Modelling large data structures


#1

Hi,

We are trying to use aerospike with the following use-case, and are looking for feed-back/recommendations as to how we are thinking of modelling the data.

In our use-case, we have a large number of “entities” (initially several hundred thousand, but potentially millions). Each entity has an arbitrary number of “data-contexts” associated with it, and each data-context is essentially a binary blob (potentially quite large, perhaps 50-100Kb each).

The basic process is that an entity and all of it’s data-contexts are retrieved from aerospike, processed by the application, and the entity and any modified data-contexts are stored back.

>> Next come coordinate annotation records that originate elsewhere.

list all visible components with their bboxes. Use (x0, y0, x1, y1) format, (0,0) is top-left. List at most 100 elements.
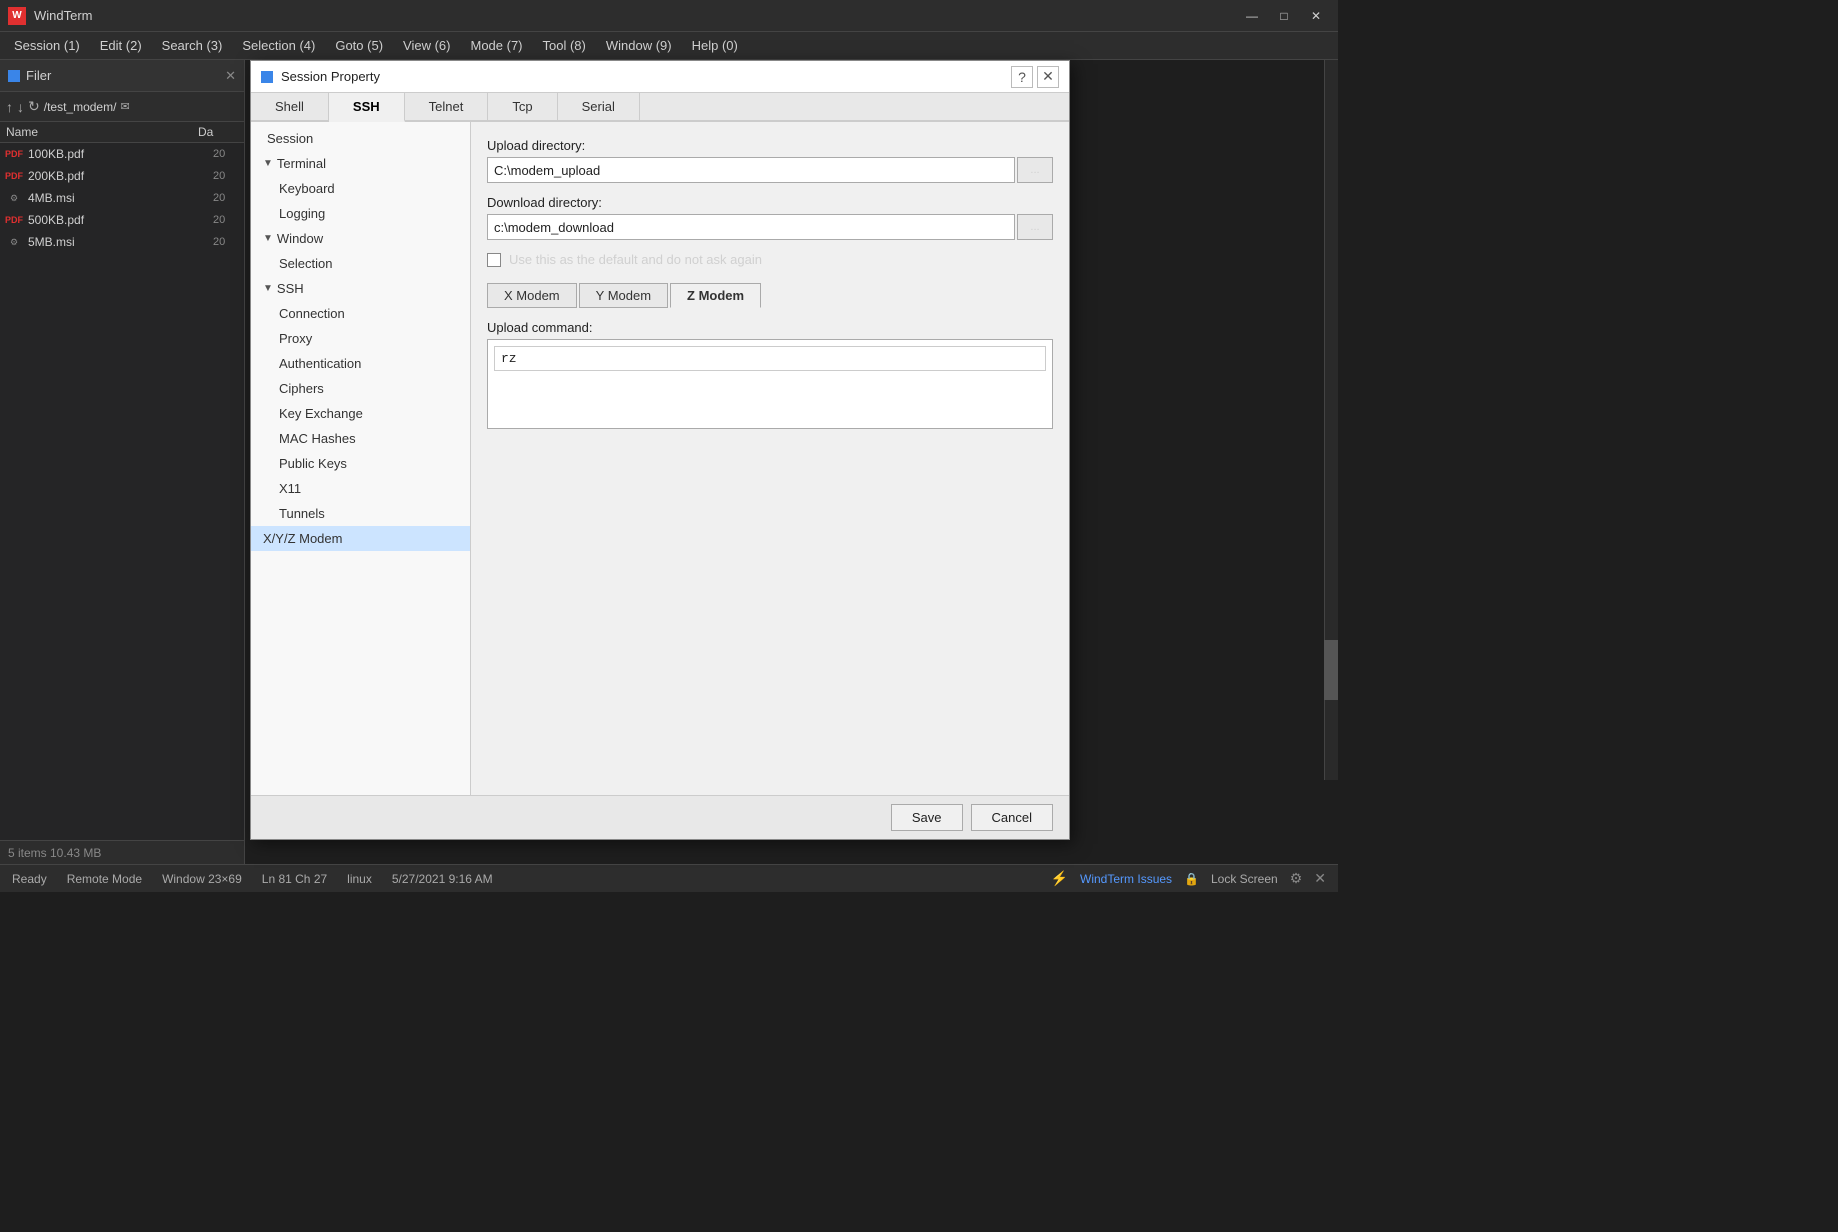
windterm-icon: ⚡ (1051, 870, 1068, 887)
issues-link[interactable]: WindTerm Issues (1080, 872, 1172, 886)
menu-search[interactable]: Search (3) (152, 36, 233, 55)
upload-browse-button[interactable]: ... (1017, 157, 1053, 183)
tree-keyboard[interactable]: Keyboard (251, 176, 470, 201)
tree-session[interactable]: Session (251, 126, 470, 151)
tree-x11[interactable]: X11 (251, 476, 470, 501)
file-item[interactable]: PDF 500KB.pdf 20 (0, 209, 244, 231)
tree-mac-hashes[interactable]: MAC Hashes (251, 426, 470, 451)
tab-ssh[interactable]: SSH (329, 93, 405, 122)
default-checkbox[interactable] (487, 253, 501, 267)
menu-help[interactable]: Help (0) (682, 36, 748, 55)
file-date: 20 (213, 192, 238, 204)
upload-directory-label: Upload directory: (487, 138, 1053, 153)
tree-key-exchange[interactable]: Key Exchange (251, 401, 470, 426)
dialog-title-bar: Session Property ? ✕ (251, 61, 1069, 93)
pdf-icon: PDF (6, 146, 22, 162)
tree-window[interactable]: ▼ Window (251, 226, 470, 251)
tree-logging[interactable]: Logging (251, 201, 470, 226)
tree-label: SSH (277, 281, 304, 296)
msi-icon: ⚙ (6, 234, 22, 250)
tab-y-modem[interactable]: Y Modem (579, 283, 668, 308)
tree-label: Authentication (279, 356, 361, 371)
file-date: 20 (213, 236, 238, 248)
menu-edit[interactable]: Edit (2) (90, 36, 152, 55)
menu-tool[interactable]: Tool (8) (533, 36, 596, 55)
close-button[interactable]: ✕ (1302, 6, 1330, 26)
content-panel: Upload directory: ... Download directory… (471, 122, 1069, 795)
tree-label: Public Keys (279, 456, 347, 471)
tree-label: Selection (279, 256, 332, 271)
settings-icon[interactable]: ⚙ (1290, 870, 1303, 887)
status-close-icon[interactable]: ✕ (1314, 870, 1326, 887)
tree-ssh[interactable]: ▼ SSH (251, 276, 470, 301)
cancel-button[interactable]: Cancel (971, 804, 1053, 831)
menu-selection[interactable]: Selection (4) (232, 36, 325, 55)
tree-terminal[interactable]: ▼ Terminal (251, 151, 470, 176)
file-item[interactable]: ⚙ 5MB.msi 20 (0, 231, 244, 253)
file-list-header: Name Da (0, 122, 244, 143)
file-name: 5MB.msi (28, 235, 213, 249)
file-item[interactable]: PDF 200KB.pdf 20 (0, 165, 244, 187)
dialog-controls: ? ✕ (1011, 66, 1059, 88)
minimize-button[interactable]: — (1238, 6, 1266, 26)
tree-authentication[interactable]: Authentication (251, 351, 470, 376)
pdf-icon: PDF (6, 212, 22, 228)
app-icon: W (8, 7, 26, 25)
upload-directory-input[interactable] (487, 157, 1015, 183)
menu-goto[interactable]: Goto (5) (325, 36, 393, 55)
lock-screen-label[interactable]: Lock Screen (1211, 872, 1278, 886)
file-name: 4MB.msi (28, 191, 213, 205)
tab-z-modem[interactable]: Z Modem (670, 283, 761, 308)
menu-session[interactable]: Session (1) (4, 36, 90, 55)
file-date: 20 (213, 148, 238, 160)
status-remote-mode: Remote Mode (67, 872, 142, 886)
tab-telnet[interactable]: Telnet (405, 93, 489, 120)
tab-tcp[interactable]: Tcp (488, 93, 557, 120)
tab-x-modem[interactable]: X Modem (487, 283, 577, 308)
tree-label: Keyboard (279, 181, 335, 196)
dialog-body: Session ▼ Terminal Keyboard Logging ▼ Wi… (251, 122, 1069, 795)
file-name: 500KB.pdf (28, 213, 213, 227)
tree-public-keys[interactable]: Public Keys (251, 451, 470, 476)
file-item[interactable]: ⚙ 4MB.msi 20 (0, 187, 244, 209)
app-title: WindTerm (34, 8, 93, 23)
tab-shell[interactable]: Shell (251, 93, 329, 120)
expand-icon: ▼ (263, 158, 273, 169)
menu-bar: Session (1) Edit (2) Search (3) Selectio… (0, 32, 1338, 60)
tree-label: Window (277, 231, 323, 246)
file-item[interactable]: PDF 100KB.pdf 20 (0, 143, 244, 165)
menu-mode[interactable]: Mode (7) (460, 36, 532, 55)
tree-xyz-modem[interactable]: X/Y/Z Modem (251, 526, 470, 551)
restore-button[interactable]: □ (1270, 6, 1298, 26)
pdf-icon: PDF (6, 168, 22, 184)
nav-refresh-button[interactable]: ↻ (28, 98, 40, 115)
nav-down-button[interactable]: ↓ (17, 99, 24, 115)
dialog-close-button[interactable]: ✕ (1037, 66, 1059, 88)
status-os: linux (347, 872, 372, 886)
filer-close-button[interactable]: ✕ (225, 68, 236, 84)
nav-up-button[interactable]: ↑ (6, 99, 13, 115)
file-name: 100KB.pdf (28, 147, 213, 161)
upload-directory-row: ... (487, 157, 1053, 183)
upload-command-input[interactable] (494, 346, 1046, 371)
save-button[interactable]: Save (891, 804, 963, 831)
download-directory-input[interactable] (487, 214, 1015, 240)
download-directory-label: Download directory: (487, 195, 1053, 210)
tree-label: Tunnels (279, 506, 325, 521)
tree-ciphers[interactable]: Ciphers (251, 376, 470, 401)
tree-proxy[interactable]: Proxy (251, 326, 470, 351)
tree-connection[interactable]: Connection (251, 301, 470, 326)
tree-selection[interactable]: Selection (251, 251, 470, 276)
file-name: 200KB.pdf (28, 169, 213, 183)
menu-window[interactable]: Window (9) (596, 36, 682, 55)
tree-panel: Session ▼ Terminal Keyboard Logging ▼ Wi… (251, 122, 471, 795)
menu-view[interactable]: View (6) (393, 36, 460, 55)
scroll-area[interactable] (1324, 60, 1338, 780)
expand-icon: ▼ (263, 233, 273, 244)
dialog-help-button[interactable]: ? (1011, 66, 1033, 88)
tab-serial[interactable]: Serial (558, 93, 640, 120)
tree-tunnels[interactable]: Tunnels (251, 501, 470, 526)
dialog-tabs: Shell SSH Telnet Tcp Serial (251, 93, 1069, 122)
scroll-thumb[interactable] (1324, 640, 1338, 700)
download-browse-button[interactable]: ... (1017, 214, 1053, 240)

We expect a very high rate of queries/updates across the data set, but a small number of concurrent accesses to a single entity.

What would be the most efficent way to achieve this? We have experimented with passing the data-contexts and record generation count as parameters to a record UDF. This UDF would check the records generation count to prevent concurrent modification, and use an LDT bin to store chunks of each data-context in a map. We have run into an issue with this approach where it seems the servers Lua cache eventually uses all available memory and crashes the node, possibly because of the amount of data we are passing?

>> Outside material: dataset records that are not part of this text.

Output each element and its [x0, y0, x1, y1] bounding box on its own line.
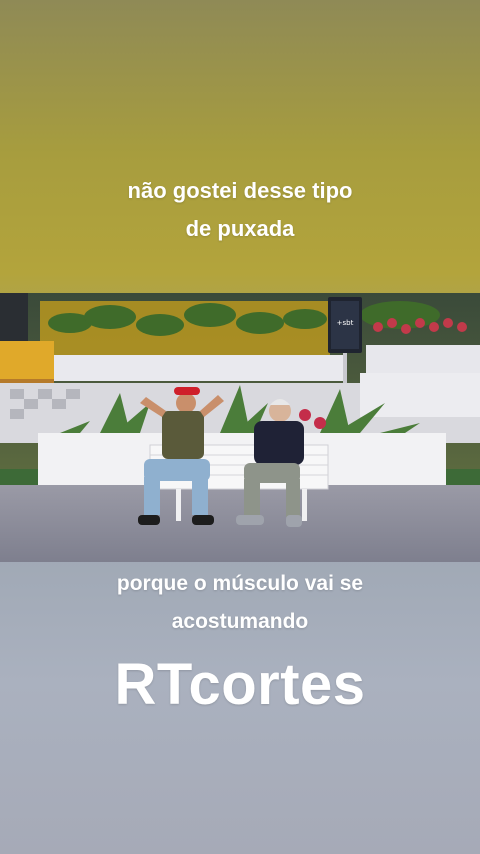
subtitle-bottom-line1: porque o músculo vai se	[116, 572, 364, 595]
subtitle-top: não gostei desse tipo de puxada	[0, 172, 480, 248]
subtitle-top-line2: de puxada	[185, 216, 295, 241]
subtitle-top-line1: não gostei desse tipo	[127, 178, 353, 203]
back-planter	[54, 355, 344, 381]
left-counter	[0, 341, 54, 379]
video-frame[interactable]: +sbt	[0, 293, 480, 562]
yellow-garden-wall	[40, 301, 330, 361]
subtitle-bottom: porque o músculo vai se acostumando	[0, 565, 480, 641]
channel-watermark: RTcortes	[114, 652, 366, 717]
left-shelf	[0, 293, 28, 341]
tv-logo: +sbt	[337, 319, 354, 327]
subtitle-bottom-line2: acostumando	[171, 610, 309, 633]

Some additional questions that have been raised are:

  • Are LDT bins suitable for frequent reads and updates?
  • Are there any performance guidelines or benchmarks available when passing large amounts of data to and from Aerospike?

#2

LDT’s are not really recommended, and you don’t need them for that size of data.

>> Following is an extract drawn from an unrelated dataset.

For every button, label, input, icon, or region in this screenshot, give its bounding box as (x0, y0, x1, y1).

Store a record for each entity, with any general information you need, and use a list or map bin that stores the primary keys of all the associated data context. Then store the data-contexts as individual records, perhaps in another set for organization.

You can do 1 operation to lookup the entity record and set a value on a bin as a lock, then read all the primary keys for the data-contexts and fetch them all efficiently with a batch get. Do your processing and store them all again and remove or unset the lock bin value on the entity record.

You can also use a secondary index and store the entity’s primary key as a value on all the data-contexts so you can retrieve them through a query, this will scale better if you have thousands (or more) of data-contexts for an entity as your records are limited in size (defaults to the write block size).